Explicit Simulation of Small Scales in Chemically Reacting Turbulent Flows using the Two-Level Simulation Model

Numerical investigation of chemically reacting turbulent flows tends to be computationally expensive due to the need to capture the multiscale flame turbulence interactions. Although significant advancements have been made in model-based approaches, there is still a need for a robust and predictive model for such flows under different operating regimes and conditions. In this study, we examine the capabilities of the two-level simulation (TLS) model. The model relies on a scale-decomposition strategy to obtain large-scale (LS) and small-scale (SS) governing equations, which is followed by simplification of the SS equations to express them on one-dimensional domains leading to an efficient simulation strategy. Unlike other models where the effects of unresolved SS dynamics are parametrized, in the TLS model, the SS flow field is explicitly simulated in a coupled manner with the LS flow field, thus leading to unique capabilities to capture the SS dynamics.

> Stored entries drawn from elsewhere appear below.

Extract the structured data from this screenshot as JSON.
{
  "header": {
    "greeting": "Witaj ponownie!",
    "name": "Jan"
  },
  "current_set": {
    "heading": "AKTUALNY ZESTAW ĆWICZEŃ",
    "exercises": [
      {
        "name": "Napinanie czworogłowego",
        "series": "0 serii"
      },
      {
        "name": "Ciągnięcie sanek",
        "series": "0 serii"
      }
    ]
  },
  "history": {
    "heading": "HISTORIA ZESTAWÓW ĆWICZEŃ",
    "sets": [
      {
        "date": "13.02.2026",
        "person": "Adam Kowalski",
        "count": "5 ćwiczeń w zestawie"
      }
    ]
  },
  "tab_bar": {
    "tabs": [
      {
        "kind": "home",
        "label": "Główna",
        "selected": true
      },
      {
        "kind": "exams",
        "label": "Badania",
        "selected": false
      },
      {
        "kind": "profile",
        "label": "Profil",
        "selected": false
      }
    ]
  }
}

We evaluate the performance of the TLS model by considering two challenging test cases, namely, a freely propagating turbulent premixed flame in the thin reaction regime and a temporally evolving non-premixed jet flame exhibiting local extinction and re-ignition events. First, we assess the validity of the SS modeling assumptions and the ability of the model to capture SS physics such as anisotropy, counter-gradient transport, scalar dissipation rate, etc. Afterward, we perform a posteriori assessment in terms of the evolution of SS quantities.